This is the most expensive failure mode. When a client closes the connection mid-stream — browser tab closed, mobile app backgrounded, network timeout — a naive proxy keeps the upstream request to OpenAI running. OpenAI finishes generating the full completion. You're billed for every token.

At 1,000 req/s with a 5% disconnect rate and 500 average output tokens: that's 25,000 wasted tokens per second — hundreds of dollars per day at GPT-4.1-nano pricing, more at GPT-4.1.

The fix is Go context propagation. Pass the client's request context to the upstream HTTP call. When the client disconnects, Go's net/http server cancels the request context, which cascades to the upstream call:

func (p *Proxy) handleStream(w http.ResponseWriter, r *http.Request) {
  // r.Context() is cancelled automatically when the client disconnects
  ctx := r.Context()

  upstreamReq, err := http.NewRequestWithContext(ctx, "POST",
    "https://api.openai.com/v1/chat/completions",
    r.Body,
  )
  if err != nil {
    http.Error(w, "upstream error", 502)
    return
  }
  upstreamReq.Header = r.Header.Clone()

  resp, err := p.client.Do(upstreamReq)
  if err != nil {
    if errors.Is(err, context.Canceled) {
      // client disconnected — upstream cancelled, no token leak
      return
    }
    http.Error(w, "upstream error", 502)
    return
  }
  defer resp.Body.Close()

  // ... proxy the stream
}

The key: http.NewRequestWithContext(ctx, ...) instead of http.NewRequest. When the client context is cancelled, Go's HTTP client aborts the upstream connection. OpenAI stops generating. You stop paying.

Failure 3: Backpressure and Unbounded Buffering

OpenAI streams tokens at roughly 50–100 tokens per second for GPT-4.1. A client on a fast connection reads faster than that — no problem. A client on a slow connection, or one that's processing each chunk before reading the next, can fall behind.

If your proxy writes to the client's ResponseWriter synchronously, Go's HTTP server buffers unread data in kernel socket buffers. Those buffers are bounded (typically 64KB–256KB per connection). When they fill, the Write() call blocks — which blocks your upstream reader — which causes the upstream TCP window to fill — which causes OpenAI's server to pause sending. The stream stalls.

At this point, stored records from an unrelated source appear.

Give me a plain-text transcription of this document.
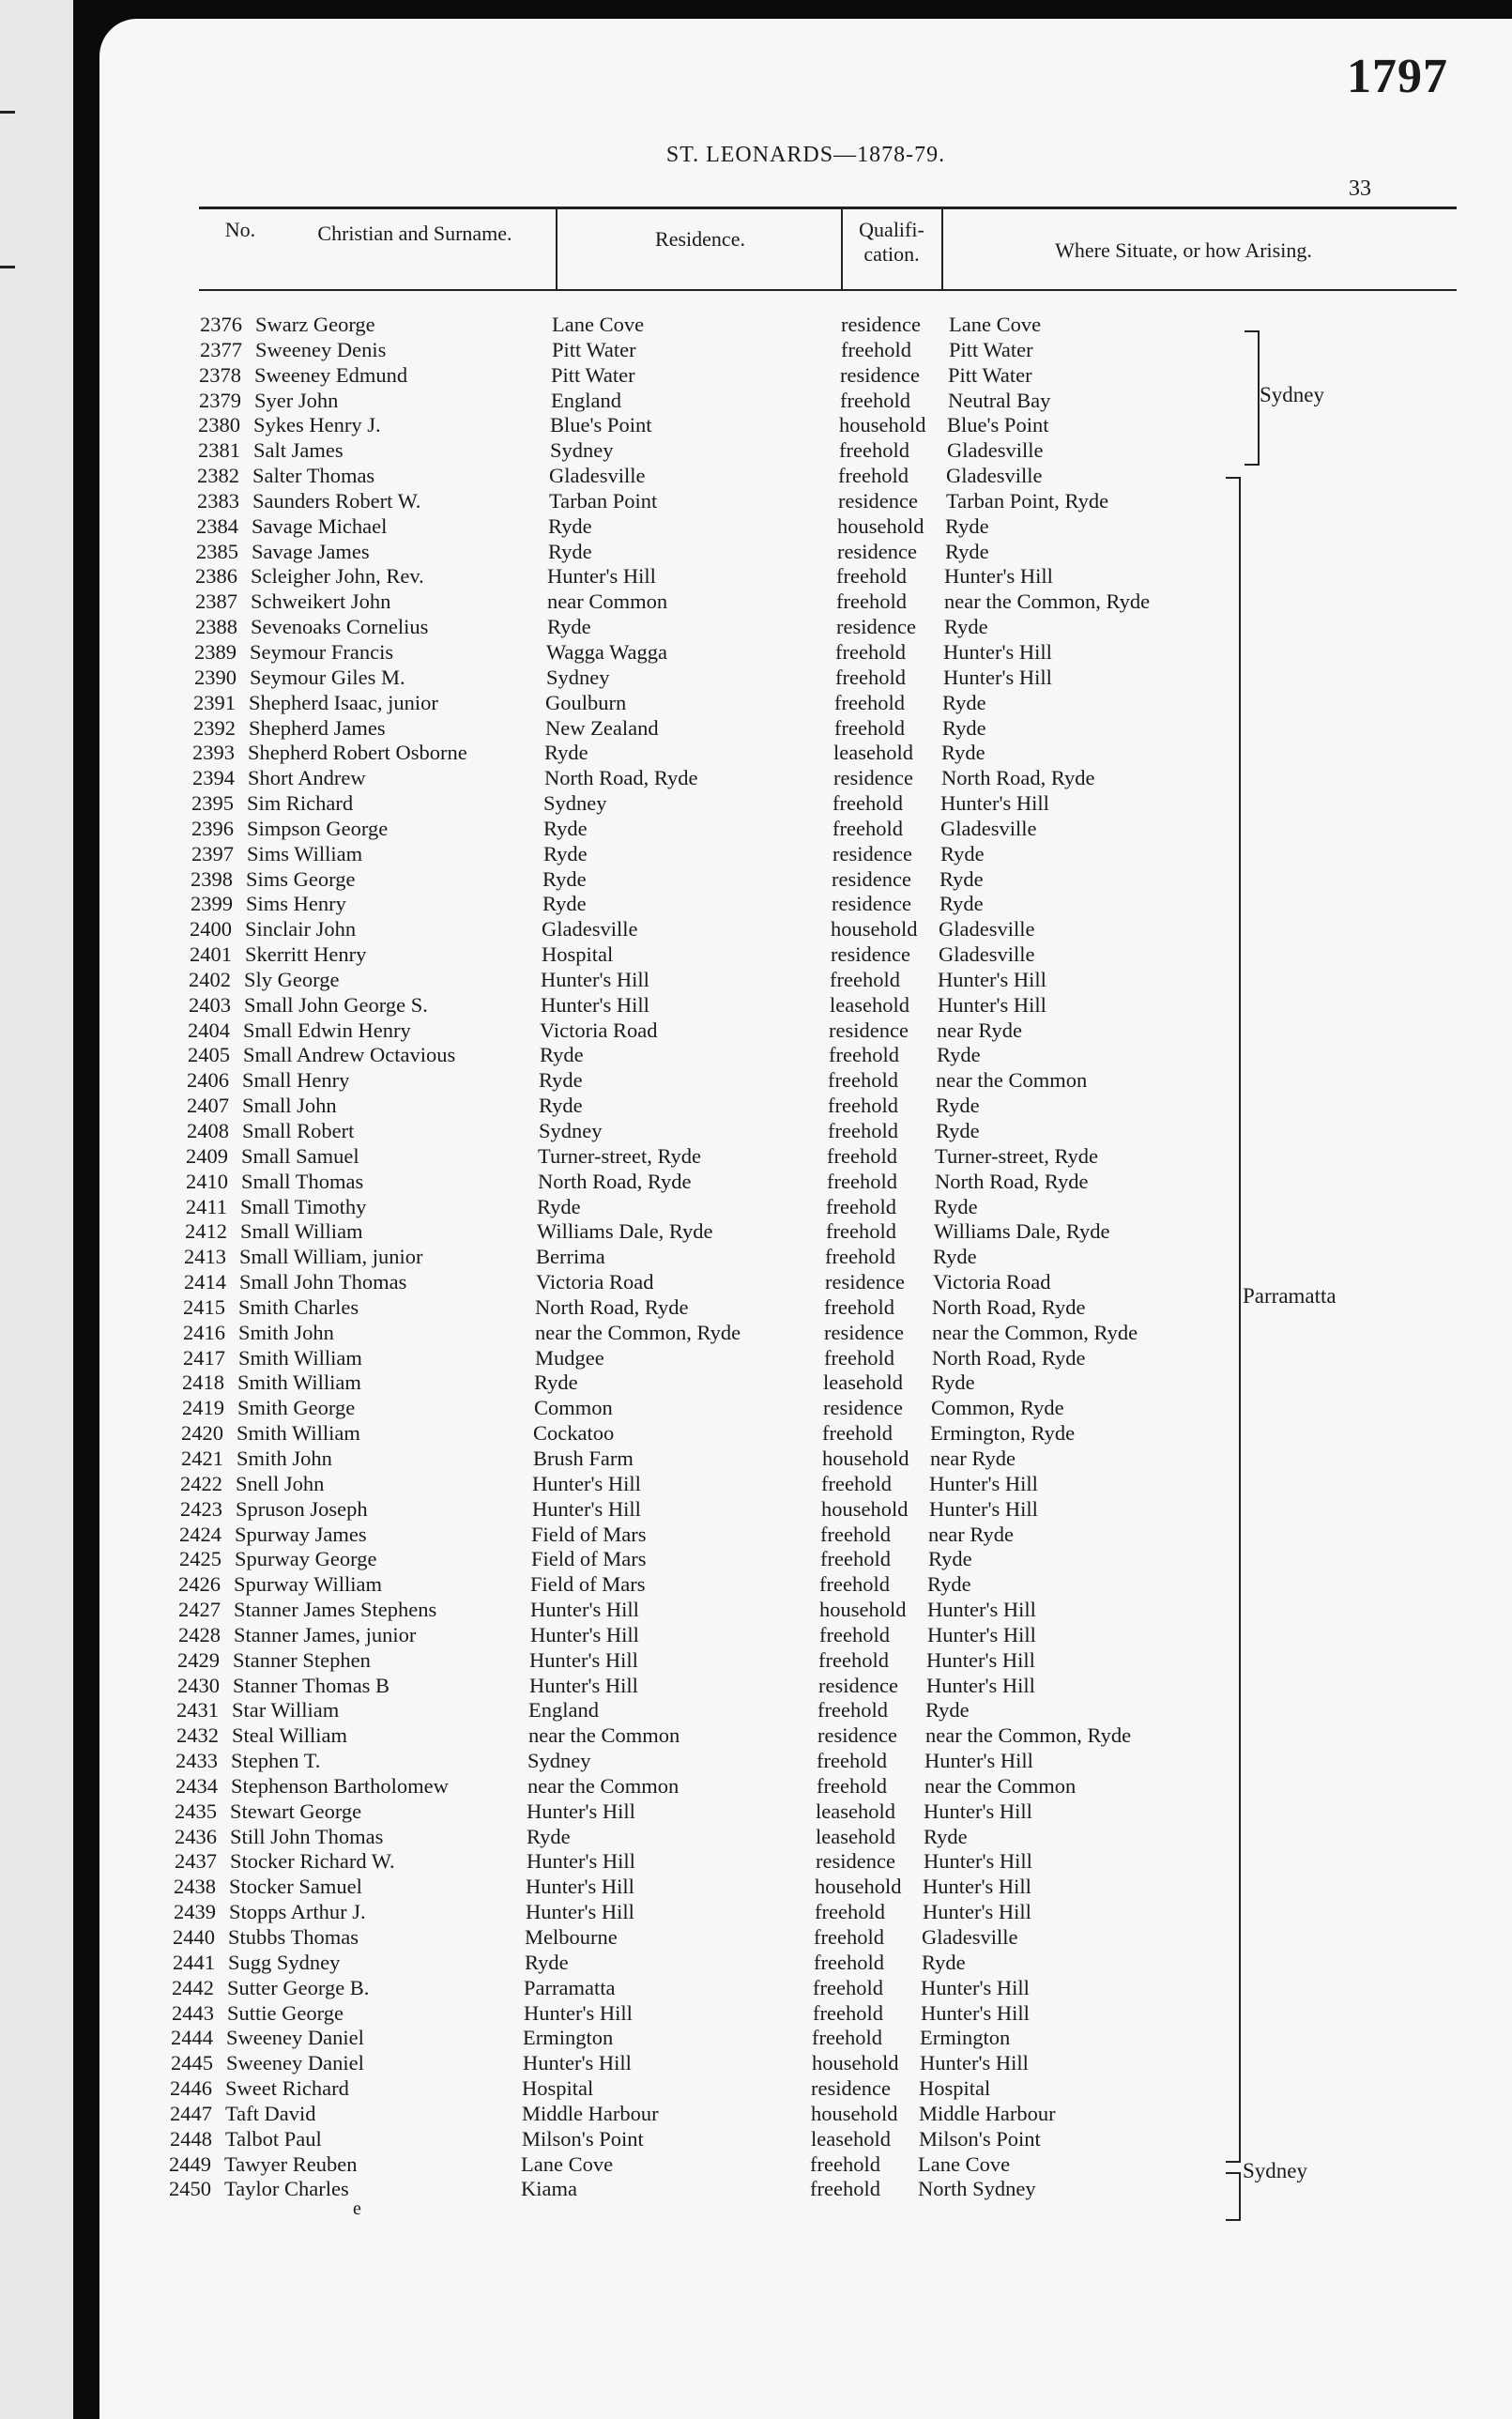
1797
ST. LEONARDS—1878-79.
33
No.	Christian and Surname.	Residence.	Qualifi-
cation.	Where Situate, or how Arising.
2376 Swarz George	Lane Cove	residence Lane Cove
2377 Sweeney Denis	Pitt Water	freehold Pitt Water
2378 Sweeney Edmund	Pitt Water	residence Pitt Water
2379 Syer John	England	freehold Neutral Bay
2380 Sykes Henry J.	Blue's Point	household Blue's Point
2381 Salt James	Sydney	freehold Gladesville
2382 Salter Thomas	Gladesville	freehold Gladesville
2383 Saunders Robert W.	Tarban Point	residence Tarban Point, Ryde
2384 Savage Michael	Ryde	household Ryde
2385 Savage James	Ryde	residence Ryde
2386 Scleigher John, Rev.	Hunter's Hill	freehold Hunter's Hill
2387 Schweikert John	near Common	freehold near the Common, Ryde
2388 Sevenoaks Cornelius	Ryde	residence Ryde
2389 Seymour Francis	Wagga Wagga	freehold Hunter's Hill
2390 Seymour Giles M.	Sydney	freehold Hunter's Hill
2391 Shepherd Isaac, junior	Goulburn	freehold Ryde
2392 Shepherd James	New Zealand	freehold Ryde
2393 Shepherd Robert Osborne	Ryde	leasehold Ryde
2394 Short Andrew	North Road, Ryde	residence North Road, Ryde
2395 Sim Richard	Sydney	freehold Hunter's Hill
2396 Simpson George	Ryde	freehold Gladesville
2397 Sims William	Ryde	residence Ryde
2398 Sims George	Ryde	residence Ryde
2399 Sims Henry	Ryde	residence Ryde
2400 Sinclair John	Gladesville	household Gladesville
2401 Skerritt Henry	Hospital	residence Gladesville
2402 Sly George	Hunter's Hill	freehold Hunter's Hill
2403 Small John George S.	Hunter's Hill	leasehold Hunter's Hill
2404 Small Edwin Henry	Victoria Road	residence near Ryde
2405 Small Andrew Octavious	Ryde	freehold Ryde
2406 Small Henry	Ryde	freehold near the Common
2407 Small John	Ryde	freehold Ryde
2408 Small Robert	Sydney	freehold Ryde
2409 Small Samuel	Turner-street, Ryde	freehold Turner-street, Ryde
2410 Small Thomas	North Road, Ryde	freehold North Road, Ryde
2411 Small Timothy	Ryde	freehold Ryde
2412 Small William	Williams Dale, Ryde	freehold Williams Dale, Ryde
2413 Small William, junior	Berrima	freehold Ryde
2414 Small John Thomas	Victoria Road	residence Victoria Road
2415 Smith Charles	North Road, Ryde	freehold North Road, Ryde
2416 Smith John	near the Common, Ryde	residence near the Common, Ryde
2417 Smith William	Mudgee	freehold North Road, Ryde
2418 Smith William	Ryde	leasehold Ryde
2419 Smith George	Common	residence Common, Ryde
2420 Smith William	Cockatoo	freehold Ermington, Ryde
2421 Smith John	Brush Farm	household near Ryde
2422 Snell John	Hunter's Hill	freehold Hunter's Hill
2423 Spruson Joseph	Hunter's Hill	household Hunter's Hill
2424 Spurway James	Field of Mars	freehold near Ryde
2425 Spurway George	Field of Mars	freehold Ryde
2426 Spurway William	Field of Mars	freehold Ryde
2427 Stanner James Stephens	Hunter's Hill	household Hunter's Hill
2428 Stanner James, junior	Hunter's Hill	freehold Hunter's Hill
2429 Stanner Stephen	Hunter's Hill	freehold Hunter's Hill
2430 Stanner Thomas B	Hunter's Hill	residence Hunter's Hill
2431 Star William	England	freehold Ryde
2432 Steal William	near the Common	residence near the Common, Ryde
2433 Stephen T.	Sydney	freehold Hunter's Hill
2434 Stephenson Bartholomew	near the Common	freehold near the Common
2435 Stewart George	Hunter's Hill	leasehold Hunter's Hill
2436 Still John Thomas	Ryde	leasehold Ryde
2437 Stocker Richard W.	Hunter's Hill	residence Hunter's Hill
2438 Stocker Samuel	Hunter's Hill	household Hunter's Hill
2439 Stopps Arthur J.	Hunter's Hill	freehold Hunter's Hill
2440 Stubbs Thomas	Melbourne	freehold Gladesville
2441 Sugg Sydney	Ryde	freehold Ryde
2442 Sutter George B.	Parramatta	freehold Hunter's Hill
2443 Suttie George	Hunter's Hill	freehold Hunter's Hill
2444 Sweeney Daniel	Ermington	freehold Ermington
2445 Sweeney Daniel	Hunter's Hill	household Hunter's Hill
2446 Sweet Richard	Hospital	residence Hospital
2447 Taft David	Middle Harbour	household Middle Harbour
2448 Talbot Paul	Milson's Point	leasehold Milson's Point
2449 Tawyer Reuben	Lane Cove	freehold Lane Cove
2450 Taylor Charles	Kiama	freehold North Sydney
Sydney
Parramatta
Sydney
e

The dangerous alternative is an unbounded in-memory buffer between the upstream reader and the downstream writer. Under load with many slow clients, this causes OOM.

Our approach: a bounded channel between reader and writer goroutines, with a timeout on the write side:

func (p *Proxy) streamWithBackpressure(ctx context.Context,
  upstream io.ReadCloser, w http.ResponseWriter) {

  eventCh := make(chan []byte, 64) // bounded: 64 events max in-flight
  flusher  := w.(http.Flusher)

  // Reader goroutine: upstream → channel
  go func() {
    defer close(eventCh)
    scanner := bufio.NewScanner(upstream)
    scanner.Split(scanSSEEvents)
    for scanner.Scan() {
      select {
      case eventCh <- append([]byte{}, scanner.Bytes()...):
      case <-ctx.Done():
        return
      case <-time.After(5 * time.Second):
        // client too slow — abort
        return
      }
    }
  }()

  // Writer goroutine: channel → client
  for event := range eventCh {
    w.Write(event)
    w.Write([]byte("\n\n"))
    flusher.Flush()
  }
}

The 5-second timeout on the channel send is the backpressure relief valve. If the downstream writer hasn't consumed the last event within 5 seconds, the reader goroutine exits — closing the channel — which causes the writer loop to exit cleanly. The upstream connection is cancelled via context.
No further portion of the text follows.